You say, what about sharing?
You see, I am selfish, I blog for myself. I do not desperately need you to agree. I will not be any happier or sadder if you don't. Feel free because I am. I may be ashamed at my grammar mistakes or spelling mistakes and that's as far as I will give room to those limiting feelings. I have more important things to do.
While I write, I have to dedicate my undivided attention to learning to swim in a new tide. After I review this and publish it, you may even be misguided into believing it a fully planned paper. Far from it. The truth is I know where I start the post; I have no idea where or how it will end.
I do know how I feel when I start: I get a sense that the idea is important and a certainty that someone out there will also find it important. I know how the post ends: with a feeling I have surficed something that would not otherwise have come to the surface from my dark sea of thoughts. It's hard to describe. It probably feels like a hunch or an pang of intuition. It just feels that it is well said, well expressed. Not that I have arrived to the absolute truth. I have simply arrived to a peace of mind I get from being more accurate and honest about how I think. It kind of feels safe to read other people's blogs again.
Then, the job. Review, polish, decorate with photo or not and press publish. All of this should be done at a sitting for me. Reviewing on a next day is something I would do if I feel that the issue is sensitive and I fear I may hurt someone. I know that when I feel it is my truth, I may sound too final and not leave much room for conversation. Not my nicest side, you see.
In all honesty, I can hardly say I feel I contribute to the world. If I do, it's so much less than what I have learnt surfing the Internet. Anyway, here's my drop in the ocean.
I have no control over you and what you'll do with these words. Quote them, ignore them, learn a line by heart. Comment, no comments: it's none of my concern while I write. It would interrupt me to imagine your reaction. As much as you will be welcome if you show some form of published reaction to these thoughts, the value of this post for me does not depend on you.
The question of time to blog.
I can relate to the idea that we make time for the things that are important to us. Because this kind of writing is important, I like doing it with time -free from the deadline imposed by the next commitment. Because , in my experience, blogging doesn't have any planned result as an email does; because it is the process of thinking I am sharing and not some final result I discovered to retell ten minutes later, I need to make sure I will have time to end it or risk it to drown under a pile of drafts.

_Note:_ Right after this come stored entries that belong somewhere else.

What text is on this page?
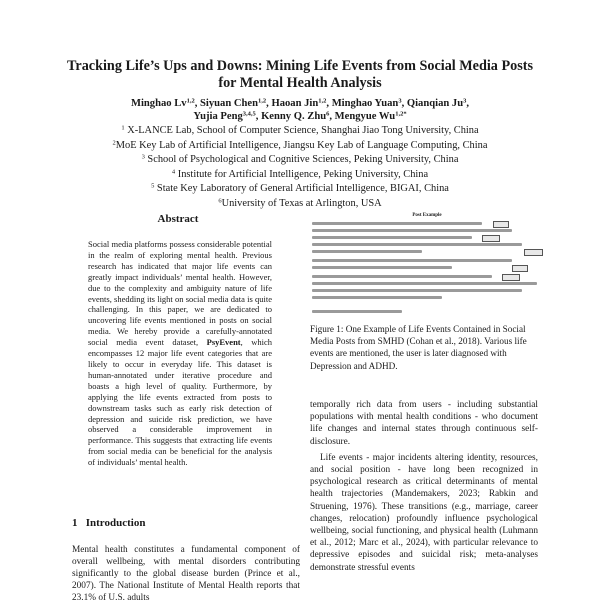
Tracking Life’s Ups and Downs: Mining Life Events from Social Media Posts for Mental Health Analysis
Minghao Lv$^{1,2}$, Siyuan Chen$^{1,2}$, Haoan Jin$^{1,2}$, Minghao Yuan$^3$, Qianqian Ju$^3$,
Yujia Peng$^{3,4,5}$, Kenny Q. Zhu$^6$, Mengyue $Wu^{1,2*}$
$^1$ X-LANCE Lab, School of Computer Science, Shanghai Jiao Tong University, China
$^2$MoE Key Lab of Artificial Intelligence, Jiangsu Key Lab of Language Computing, China
$^3$ School of Psychological and Cognitive Sciences, Peking University, China
$^4$ Institute for Artificial Intelligence, Peking University, China
$^5$ State Key Laboratory of General Artificial Intelligence, BIGAI, China
$^6$University of Texas at Arlington, USA
Abstract
Social media platforms possess considerable potential in the realm of exploring mental health. Previous research has indicated that major life events can greatly impact individuals’ mental health. However, due to the complexity and ambiguity nature of life events, shedding its light on social media data is quite challenging. In this paper, we are dedicated to uncovering life events mentioned in posts on social media. We hereby provide a carefully-annotated social media event dataset, PsyEvent, which encompasses 12 major life event categories that are likely to occur in everyday life. This dataset is human-annotated under iterative procedure and boasts a high level of quality. Furthermore, by applying the life events extracted from posts to downstream tasks such as early risk detection of depression and suicide risk prediction, we have observed a considerable improvement in performance. This suggests that extracting life events from social media can be beneficial for the analysis of individuals’ mental health.
1 Introduction
Mental health constitutes a fundamental component of overall wellbeing, with mental disorders contributing significantly to the global disease burden (Prince et al., 2007). The National Institute of Mental Health reports that 23.1% of U.S. adults
Post Example
Figure 1: One Example of Life Events Contained in Social Media Posts from SMHD (Cohan et al., 2018). Various life events are mentioned, the user is later diagnosed with Depression and ADHD.

temporally rich data from users - including substantial populations with mental health conditions - who document life changes and internal states through continuous self-disclosure.

Life events - major incidents altering identity, resources, and social position - have long been recognized in psychological research as critical determinants of mental health trajectories (Mandemakers, 2023; Rabkin and Struening, 1976). These transitions (e.g., marriage, career changes, relocation) profoundly influence psychological wellbeing, social functioning, and physical health (Luhmann et al., 2012; Marc et al., 2024), with particular relevance to depressive episodes and suicidal risk; meta-analyses demonstrate stressful events
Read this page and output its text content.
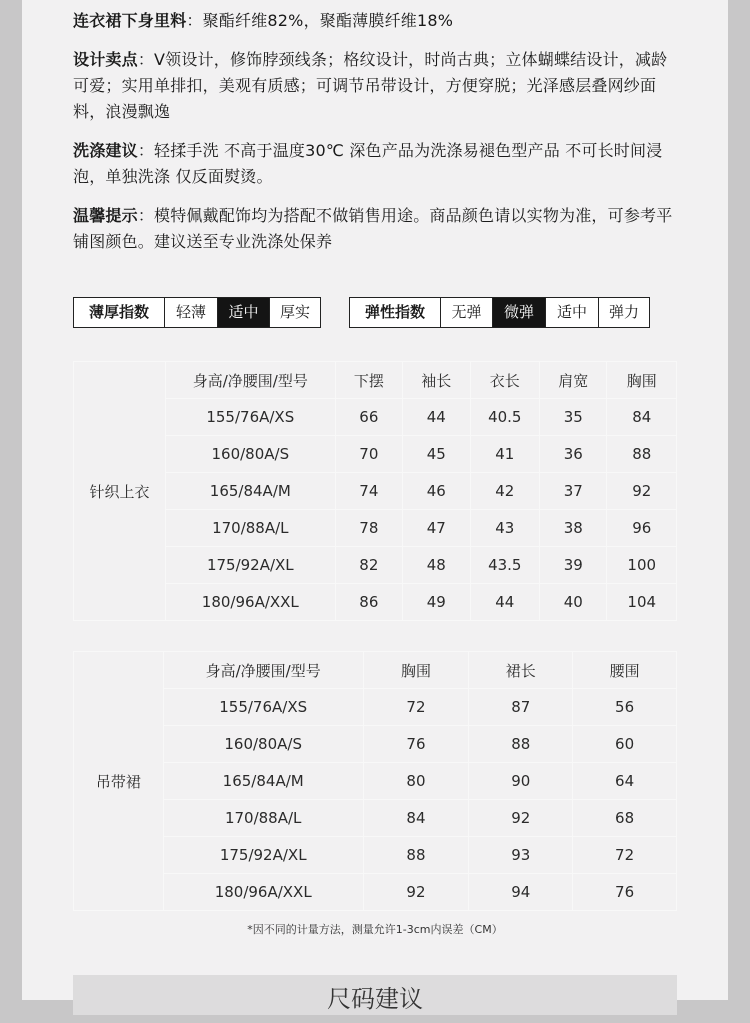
连衣裙下身里料：聚酯纤维82%，聚酯薄膜纤维18%

设计卖点：V领设计，修饰脖颈线条；格纹设计，时尚古典；立体蝴蝶结设计，减龄可爱；实用单排扣，美观有质感；可调节吊带设计，方便穿脱；光泽感层叠网纱面料，浪漫飘逸

洗涤建议：轻揉手洗 不高于温度30℃ 深色产品为洗涤易褪色型产品 不可长时间浸泡，单独洗涤 仅反面熨烫。

温馨提示：模特佩戴配饰均为搭配不做销售用途。商品颜色请以实物为准，可参考平铺图颜色。建议送至专业洗涤处保养

薄厚指数	轻薄	适中	厚实	弹性指数	无弹	微弹	适中	弹力
针织上衣	身高/净腰围/型号	下摆	袖长	衣长	肩宽	胸围
	155/76A/XS	66	44	40.5	35	84
	160/80A/S	70	45	41	36	88
	165/84A/M	74	46	42	37	92
	170/88A/L	78	47	43	38	96
	175/92A/XL	82	48	43.5	39	100
	180/96A/XXL	86	49	44	40	104
吊带裙	身高/净腰围/型号	胸围	裙长	腰围
	155/76A/XS	72	87	56
	160/80A/S	76	88	60
	165/84A/M	80	90	64
	170/88A/L	84	92	68
	175/92A/XL	88	93	72
	180/96A/XXL	92	94	76
*因不同的计量方法，测量允许1-3cm内误差（CM）
尺码建议
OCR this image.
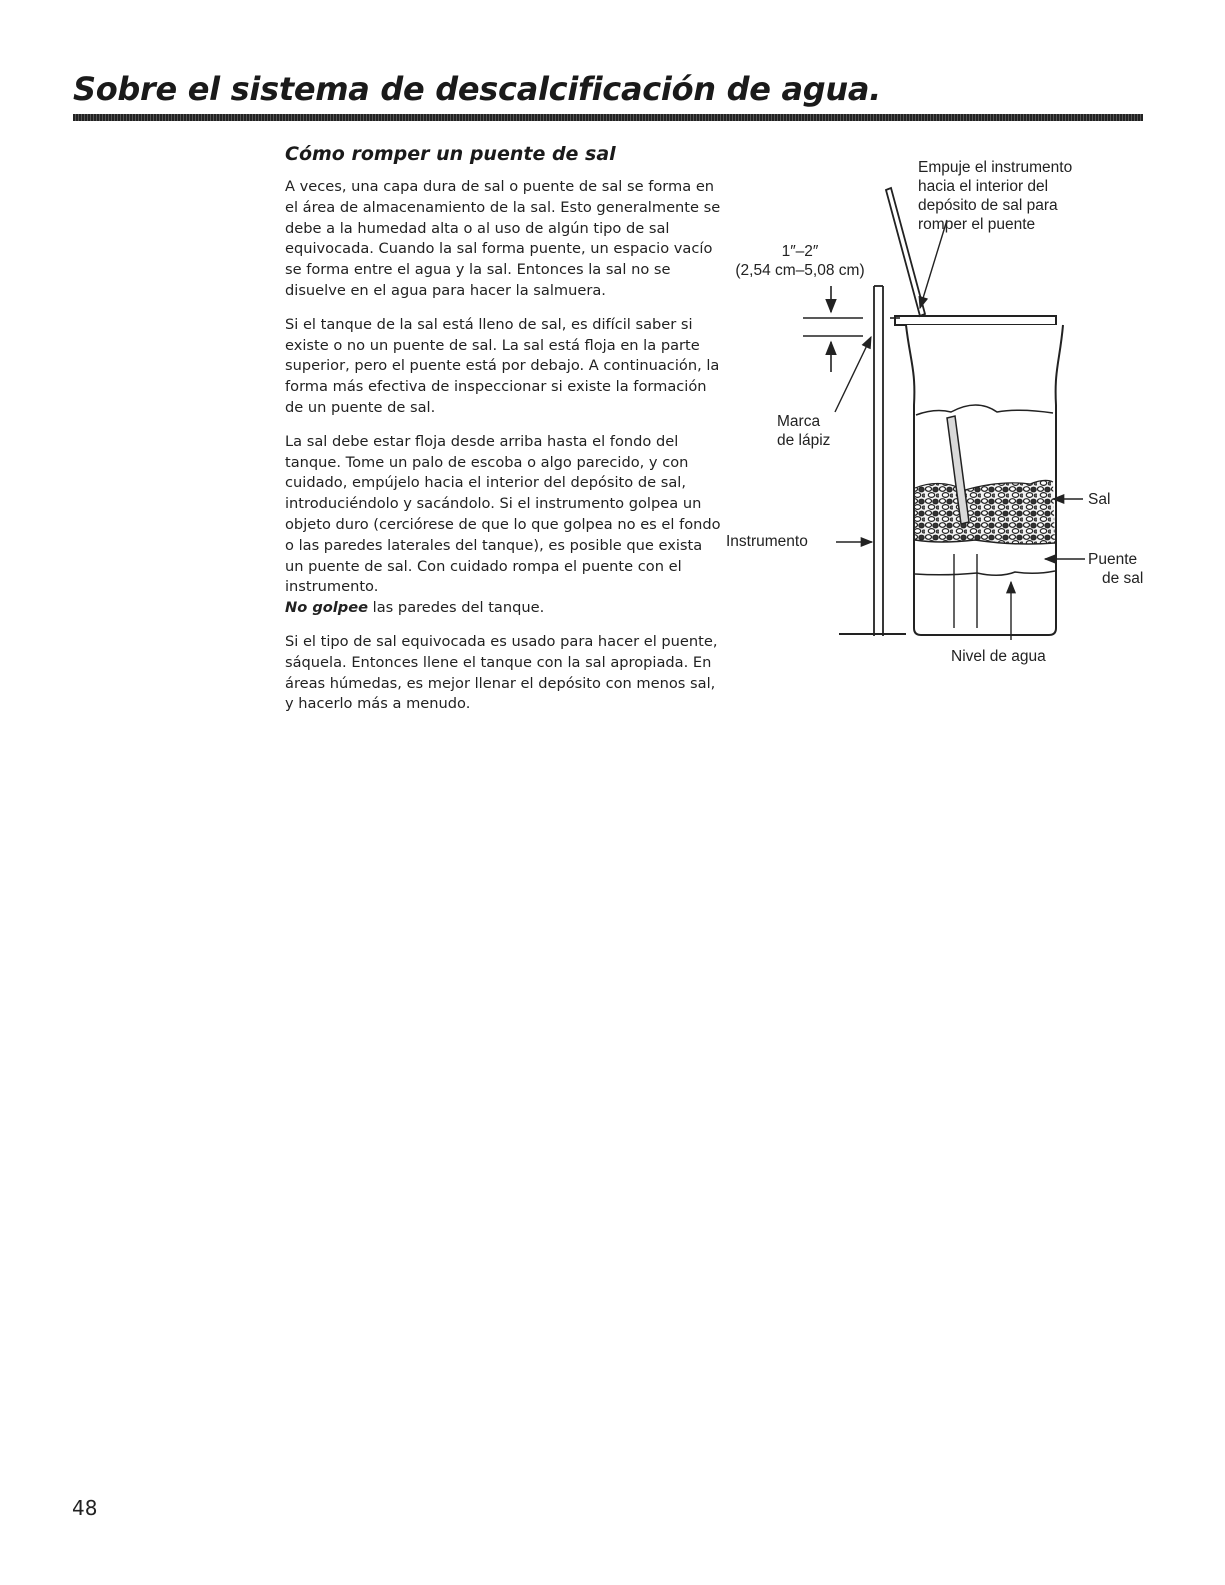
Sobre el sistema de descalcificación de agua.
Cómo romper un puente de sal

A veces, una capa dura de sal o puente de sal se forma en el área de almacenamiento de la sal. Esto generalmente se debe a la humedad alta o al uso de algún tipo de sal equivocada. Cuando la sal forma puente, un espacio vacío se forma entre el agua y la sal. Entonces la sal no se disuelve en el agua para hacer la salmuera.

Si el tanque de la sal está lleno de sal, es difícil saber si existe o no un puente de sal. La sal está floja en la parte superior, pero el puente está por debajo. A continuación, la forma más efectiva de inspeccionar si existe la formación de un puente de sal.

La sal debe estar floja desde arriba hasta el fondo del tanque. Tome un palo de escoba o algo parecido, y con cuidado, empújelo hacia el interior del depósito de sal, introduciéndolo y sacándolo. Si el instrumento golpea un objeto duro (cerciórese de que lo que golpea no es el fondo o las paredes laterales del tanque), es posible que exista un puente de sal. Con cuidado rompa el puente con el instrumento.
No golpee las paredes del tanque.

Si el tipo de sal equivocada es usado para hacer el puente, sáquela. Entonces llene el tanque con la sal apropiada. En áreas húmedas, es mejor llenar el depósito con menos sal, y hacerlo más a menudo.

Empuje el instrumento
hacia el interior del
depósito de sal para
romper el puente
1″–2″
(2,54 cm–5,08 cm)
Marca
de lápiz
Instrumento
Sal
Puente
de sal
Nivel de agua
48
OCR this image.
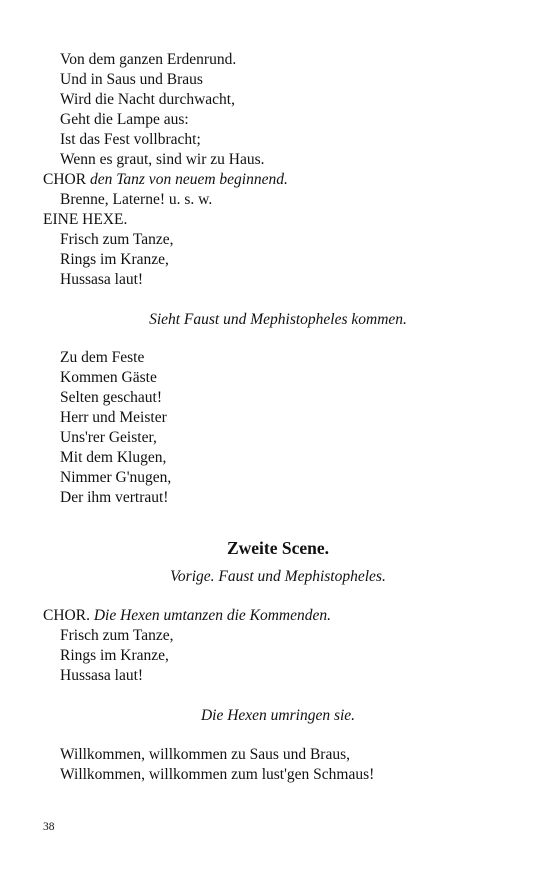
Von dem ganzen Erdenrund.
Und in Saus und Braus
Wird die Nacht durchwacht,
Geht die Lampe aus:
Ist das Fest vollbracht;
Wenn es graut, sind wir zu Haus.
CHOR den Tanz von neuem beginnend.
Brenne, Laterne! u. s. w.
EINE HEXE.
Frisch zum Tanze,
Rings im Kranze,
Hussasa laut!
Sieht Faust und Mephistopheles kommen.
Zu dem Feste
Kommen Gäste
Selten geschaut!
Herr und Meister
Uns'rer Geister,
Mit dem Klugen,
Nimmer G'nugen,
Der ihm vertraut!
Zweite Scene.
Vorige. Faust und Mephistopheles.
CHOR. Die Hexen umtanzen die Kommenden.
Frisch zum Tanze,
Rings im Kranze,
Hussasa laut!
Die Hexen umringen sie.
Willkommen, willkommen zu Saus und Braus,
Willkommen, willkommen zum lust'gen Schmaus!
38
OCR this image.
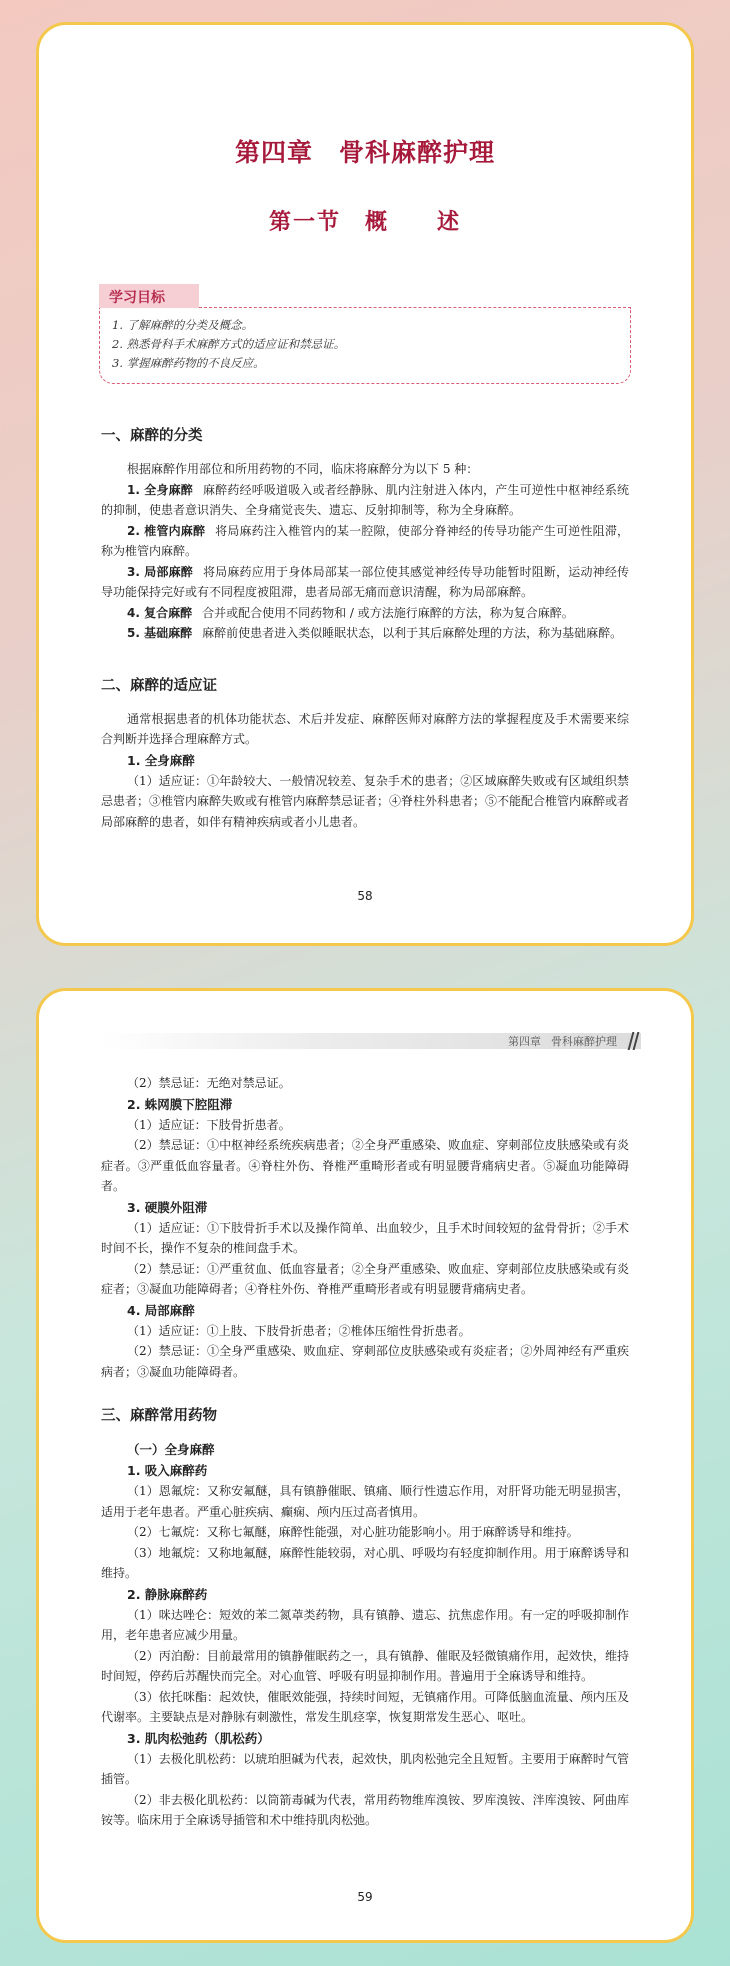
第四章　骨科麻醉护理
第一节　概　　述
学习目标
1. 了解麻醉的分类及概念。
2. 熟悉骨科手术麻醉方式的适应证和禁忌证。
3. 掌握麻醉药物的不良反应。
一、麻醉的分类

根据麻醉作用部位和所用药物的不同，临床将麻醉分为以下 5 种：

1. 全身麻醉 麻醉药经呼吸道吸入或者经静脉、肌内注射进入体内，产生可逆性中枢神经系统的抑制，使患者意识消失、全身痛觉丧失、遗忘、反射抑制等，称为全身麻醉。

2. 椎管内麻醉 将局麻药注入椎管内的某一腔隙，使部分脊神经的传导功能产生可逆性阻滞，称为椎管内麻醉。

3. 局部麻醉 将局麻药应用于身体局部某一部位使其感觉神经传导功能暂时阻断，运动神经传导功能保持完好或有不同程度被阻滞，患者局部无痛而意识清醒，称为局部麻醉。

4. 复合麻醉 合并或配合使用不同药物和 / 或方法施行麻醉的方法，称为复合麻醉。

5. 基础麻醉 麻醉前使患者进入类似睡眠状态，以利于其后麻醉处理的方法，称为基础麻醉。

二、麻醉的适应证

通常根据患者的机体功能状态、术后并发症、麻醉医师对麻醉方法的掌握程度及手术需要来综合判断并选择合理麻醉方式。

1. 全身麻醉

（1）适应证：①年龄较大、一般情况较差、复杂手术的患者；②区域麻醉失败或有区域组织禁忌患者；③椎管内麻醉失败或有椎管内麻醉禁忌证者；④脊柱外科患者；⑤不能配合椎管内麻醉或者局部麻醉的患者，如伴有精神疾病或者小儿患者。

58
第四章 骨科麻醉护理

（2）禁忌证：无绝对禁忌证。

2. 蛛网膜下腔阻滞

（1）适应证：下肢骨折患者。

（2）禁忌证：①中枢神经系统疾病患者；②全身严重感染、败血症、穿刺部位皮肤感染或有炎症者。③严重低血容量者。④脊柱外伤、脊椎严重畸形者或有明显腰背痛病史者。⑤凝血功能障碍者。

3. 硬膜外阻滞

（1）适应证：①下肢骨折手术以及操作简单、出血较少，且手术时间较短的盆骨骨折；②手术时间不长，操作不复杂的椎间盘手术。

（2）禁忌证：①严重贫血、低血容量者；②全身严重感染、败血症、穿刺部位皮肤感染或有炎症者；③凝血功能障碍者；④脊柱外伤、脊椎严重畸形者或有明显腰背痛病史者。

4. 局部麻醉

（1）适应证：①上肢、下肢骨折患者；②椎体压缩性骨折患者。

（2）禁忌证：①全身严重感染、败血症、穿刺部位皮肤感染或有炎症者；②外周神经有严重疾病者；③凝血功能障碍者。

三、麻醉常用药物
（一）全身麻醉
1. 吸入麻醉药

（1）恩氟烷：又称安氟醚，具有镇静催眠、镇痛、顺行性遗忘作用，对肝肾功能无明显损害，适用于老年患者。严重心脏疾病、癫痫、颅内压过高者慎用。

（2）七氟烷：又称七氟醚，麻醉性能强，对心脏功能影响小。用于麻醉诱导和维持。

（3）地氟烷：又称地氟醚，麻醉性能较弱，对心肌、呼吸均有轻度抑制作用。用于麻醉诱导和维持。

2. 静脉麻醉药

（1）咪达唑仑：短效的苯二氮䓬类药物，具有镇静、遗忘、抗焦虑作用。有一定的呼吸抑制作用，老年患者应减少用量。

（2）丙泊酚：目前最常用的镇静催眠药之一，具有镇静、催眠及轻微镇痛作用，起效快，维持时间短，停药后苏醒快而完全。对心血管、呼吸有明显抑制作用。普遍用于全麻诱导和维持。

（3）依托咪酯：起效快，催眠效能强，持续时间短，无镇痛作用。可降低脑血流量、颅内压及代谢率。主要缺点是对静脉有刺激性，常发生肌痉挛，恢复期常发生恶心、呕吐。

3. 肌肉松弛药（肌松药）

（1）去极化肌松药：以琥珀胆碱为代表，起效快，肌肉松弛完全且短暂。主要用于麻醉时气管插管。

（2）非去极化肌松药：以筒箭毒碱为代表，常用药物维库溴铵、罗库溴铵、泮库溴铵、阿曲库铵等。临床用于全麻诱导插管和术中维持肌肉松弛。

59
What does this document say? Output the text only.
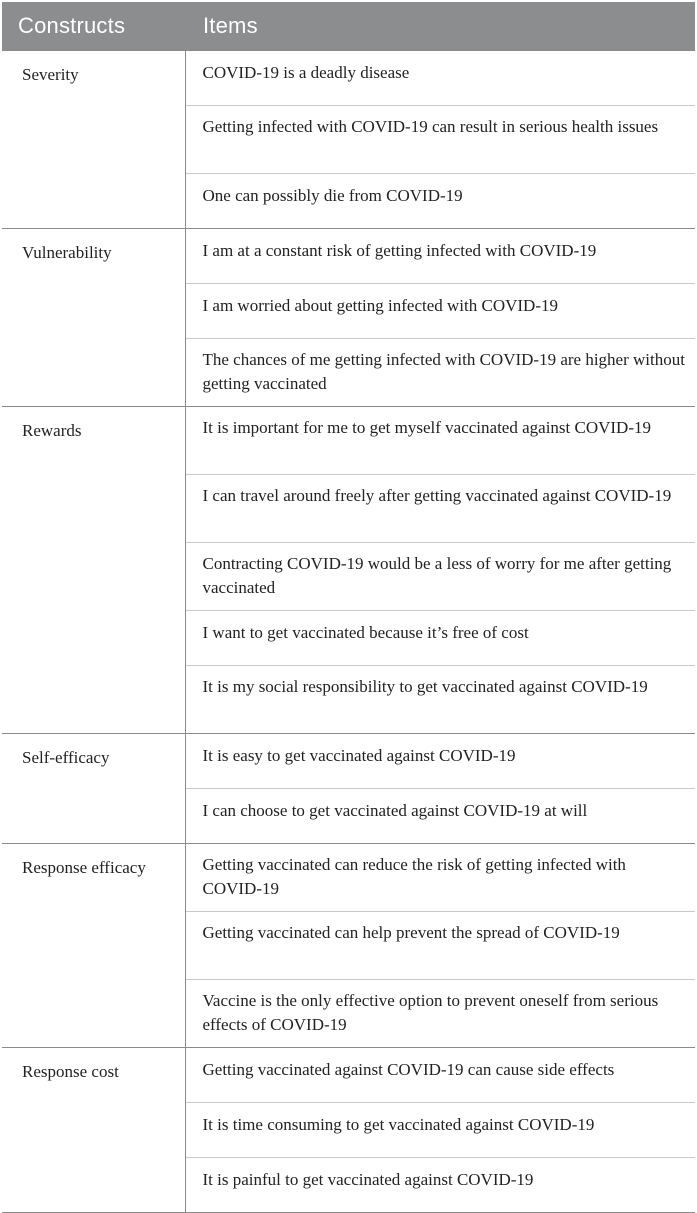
Constructs	Items
Severity	COVID-19 is a deadly disease
	Getting infected with COVID-19 can result in serious health issues
	One can possibly die from COVID-19
Vulnerability	I am at a constant risk of getting infected with COVID-19
	I am worried about getting infected with COVID-19
	The chances of me getting infected with COVID-19 are higher without getting vaccinated
Rewards	It is important for me to get myself vaccinated against COVID-19
	I can travel around freely after getting vaccinated against COVID-19
	Contracting COVID-19 would be a less of worry for me after getting vaccinated
	I want to get vaccinated because it’s free of cost
	It is my social responsibility to get vaccinated against COVID-19
Self-efficacy	It is easy to get vaccinated against COVID-19
	I can choose to get vaccinated against COVID-19 at will
Response efficacy	Getting vaccinated can reduce the risk of getting infected with COVID-19
	Getting vaccinated can help prevent the spread of COVID-19
	Vaccine is the only effective option to prevent oneself from serious effects of COVID-19
Response cost	Getting vaccinated against COVID-19 can cause side effects
	It is time consuming to get vaccinated against COVID-19
	It is painful to get vaccinated against COVID-19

Blogging takes quality time.
Should everybody, i.e. teachers, do this?
Probably not.
Should everybody try to experiment to discover what writing and publishing does to their minds?
Most certainly.
What's next? What if they like my blogging voice? I imagine a newbie asking.
It doesn't mean you need to marry the outcome. You may shift to photography, drawing, telling stories of your own to your children and podcast them...
You may hear people would like you to continue blogging, you may hear others who do not blog tell you their projections of what they would do with that literacy.
So sorry. My blog is simply about my thoughts in the making. It is not about taking over the world or apologising. Least of all pleasing people. I'll write it as long as it makes sense writing it. This is the only diary-like aspect I find in it.
However, if you discover in your blogging experiment that you grow by writing, getting tired of it will be hard. A hiatus may be necessary. Abandoning a learning path for good will feel awful.